If the answer to any of those questions is yes, he probably isn't worth your time.
In October, the White House issued the same message. It's nothing particularly new. As early as 2010, ICE honchos have been urging their underlings to stick to the bad guys and steer clear of the grandma without a driver's license.
So we thought we'd check in on ICE. A progress report of sorts, to see whether they're enforcing federal immigration law intelligently and judiciously. The answer: more like dumbly. Still. According to data obtained by the Transactional Records Access Clearinghouse, compiled by Syracuse University and released Monday, in the months following the memo, only 14 percent of those placed in deportation proceedings were accused of an actual crime.

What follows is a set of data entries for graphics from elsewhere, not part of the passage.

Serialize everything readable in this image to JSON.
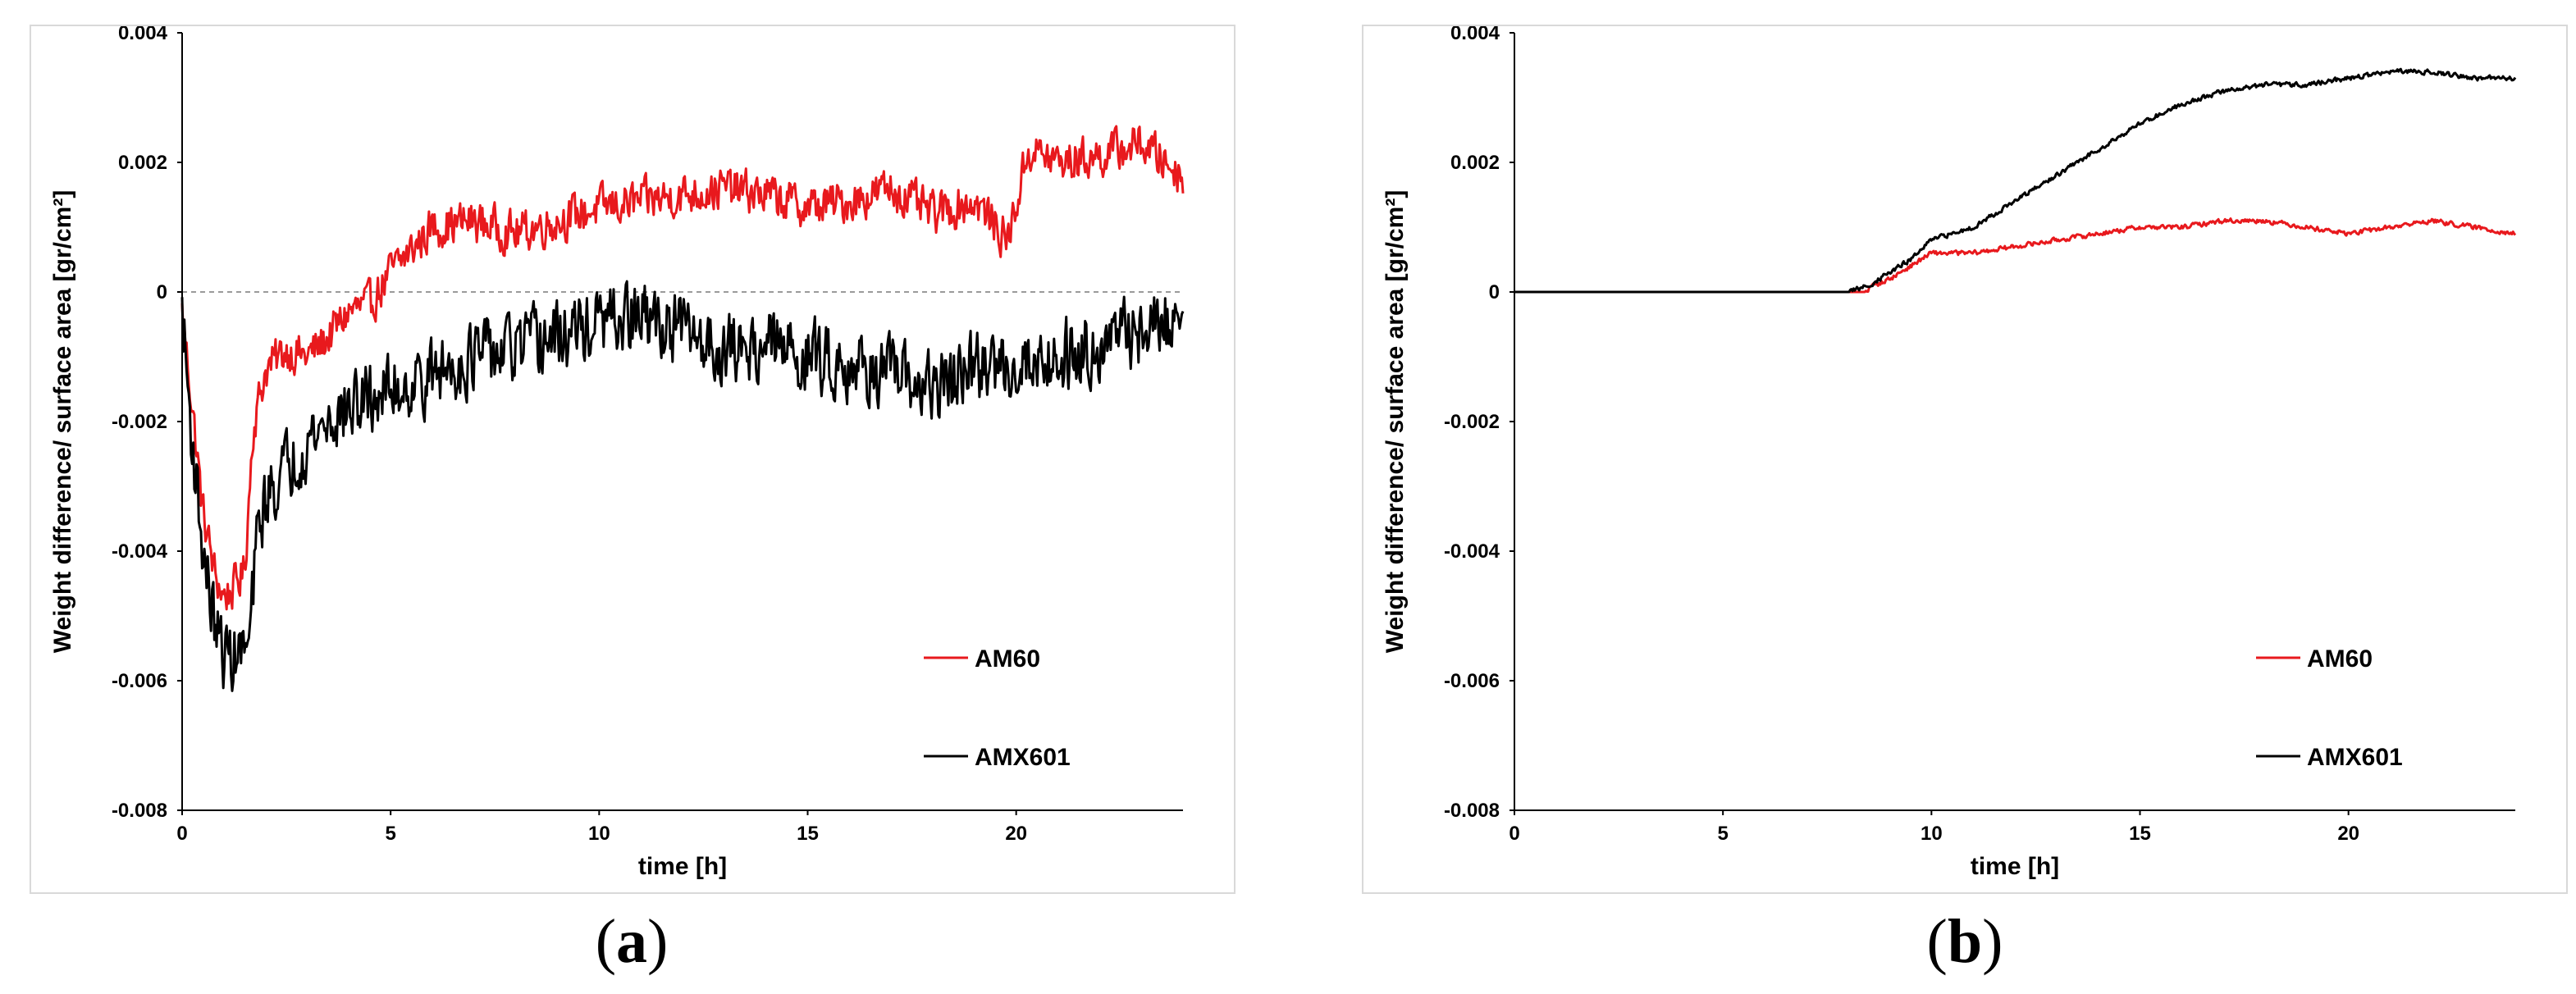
{
  "captions": {
    "a": "a",
    "b": "b"
  },
  "chart_data": [
    {
      "type": "line",
      "panel": "a",
      "xlabel": "time [h]",
      "ylabel": "Weight difference/ surface area [gr/cm²]",
      "xlim": [
        0,
        24
      ],
      "ylim": [
        -0.008,
        0.004
      ],
      "xticks": [
        0,
        5,
        10,
        15,
        20
      ],
      "yticks": [
        -0.008,
        -0.006,
        -0.004,
        -0.002,
        0,
        0.002,
        0.004
      ],
      "ytick_labels": [
        "-0.008",
        "-0.006",
        "-0.004",
        "-0.002",
        "0",
        "0.002",
        "0.004"
      ],
      "zero_reference_line": "dashed",
      "legend_position": "lower-right",
      "series": [
        {
          "name": "AM60",
          "color": "#e8191d",
          "noise": 0.00045,
          "x": [
            0,
            0.2,
            0.5,
            0.8,
            1.0,
            1.2,
            1.5,
            1.7,
            2.0,
            2.5,
            3.0,
            3.5,
            4.0,
            4.5,
            5.0,
            6.0,
            7.0,
            8.0,
            9.0,
            10.0,
            11.0,
            12.0,
            13.0,
            14.0,
            15.0,
            16.0,
            17.0,
            18.0,
            19.0,
            19.8,
            20.3,
            21.0,
            22.0,
            23.0,
            24.0
          ],
          "y": [
            -0.0003,
            -0.0015,
            -0.0034,
            -0.0044,
            -0.0047,
            -0.0046,
            -0.0043,
            -0.0021,
            -0.0012,
            -0.0009,
            -0.001,
            -0.0007,
            -0.0003,
            -0.0002,
            0.0003,
            0.001,
            0.0011,
            0.0009,
            0.0011,
            0.0013,
            0.0014,
            0.0015,
            0.0016,
            0.0015,
            0.0013,
            0.0014,
            0.0016,
            0.0012,
            0.0014,
            0.0008,
            0.0022,
            0.002,
            0.0021,
            0.0023,
            0.0018
          ]
        },
        {
          "name": "AMX601",
          "color": "#000000",
          "noise": 0.00075,
          "x": [
            0,
            0.2,
            0.5,
            0.8,
            1.0,
            1.3,
            1.6,
            1.8,
            2.0,
            2.5,
            3.0,
            3.5,
            4.0,
            5.0,
            6.0,
            7.0,
            8.0,
            9.0,
            10.0,
            11.0,
            12.0,
            13.0,
            14.0,
            15.0,
            16.0,
            17.0,
            18.0,
            19.0,
            20.0,
            21.0,
            22.0,
            23.0,
            24.0
          ],
          "y": [
            -0.0003,
            -0.002,
            -0.004,
            -0.0052,
            -0.0056,
            -0.0056,
            -0.0055,
            -0.0038,
            -0.0032,
            -0.0027,
            -0.0023,
            -0.002,
            -0.0018,
            -0.0015,
            -0.0013,
            -0.001,
            -0.0009,
            -0.0007,
            -0.0005,
            -0.0004,
            -0.0006,
            -0.0009,
            -0.0008,
            -0.001,
            -0.0011,
            -0.0013,
            -0.0015,
            -0.0012,
            -0.0011,
            -0.001,
            -0.0008,
            -0.0006,
            -0.0004
          ]
        }
      ]
    },
    {
      "type": "line",
      "panel": "b",
      "xlabel": "time [h]",
      "ylabel": "Weight difference/ surface area [gr/cm²]",
      "xlim": [
        0,
        24
      ],
      "ylim": [
        -0.008,
        0.004
      ],
      "xticks": [
        0,
        5,
        10,
        15,
        20
      ],
      "yticks": [
        -0.008,
        -0.006,
        -0.004,
        -0.002,
        0,
        0.002,
        0.004
      ],
      "ytick_labels": [
        "-0.008",
        "-0.006",
        "-0.004",
        "-0.002",
        "0",
        "0.002",
        "0.004"
      ],
      "legend_position": "lower-right",
      "series": [
        {
          "name": "AM60",
          "color": "#e8191d",
          "noise": 5e-05,
          "x": [
            0,
            8.4,
            8.6,
            9.0,
            9.5,
            10.0,
            11.0,
            12.0,
            13.0,
            14.0,
            15.0,
            16.0,
            17.0,
            18.0,
            19.0,
            20.0,
            21.0,
            22.0,
            23.0,
            24.0
          ],
          "y": [
            0,
            0,
            0.0001,
            0.0002,
            0.0004,
            0.0006,
            0.0006,
            0.0007,
            0.0008,
            0.0009,
            0.001,
            0.001,
            0.0011,
            0.0011,
            0.001,
            0.0009,
            0.001,
            0.0011,
            0.001,
            0.0009
          ]
        },
        {
          "name": "AMX601",
          "color": "#000000",
          "noise": 5e-05,
          "x": [
            0,
            8.0,
            8.5,
            9.0,
            9.5,
            10.0,
            11.0,
            12.0,
            13.0,
            14.0,
            15.0,
            16.0,
            17.0,
            18.0,
            19.0,
            20.0,
            21.0,
            22.0,
            23.0,
            24.0
          ],
          "y": [
            0,
            0,
            0.0001,
            0.0003,
            0.0005,
            0.0008,
            0.001,
            0.0014,
            0.0018,
            0.0022,
            0.0026,
            0.0029,
            0.0031,
            0.0032,
            0.0032,
            0.0033,
            0.0034,
            0.0034,
            0.0033,
            0.0033
          ]
        }
      ]
    }
  ]
}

Enforcement for immigration infractions -- a violation of civil law -- still comprised the vast majority of detainer notices filed by ICE agents.
In Texas, the biggest deporter of 'em all, the numbers say the same thing. For the fiscal year through the end of September, immigration infractions still make up more than 80 percent of all deportation proceedings in immigration court. Less than three percent are aggravated felonies. Miscellaneous "other criminal charges" account for 13 percent. "National security charges" -- whatever that means -- are less than 3 percent. And Texas deportations for terrorism: nada.
Perhaps it's time for Morton to issue another memo. Problem is, ever since the union that represents ICE agents cast a unanimous vote for no confidence in the director, it's probably falling on deaf ears.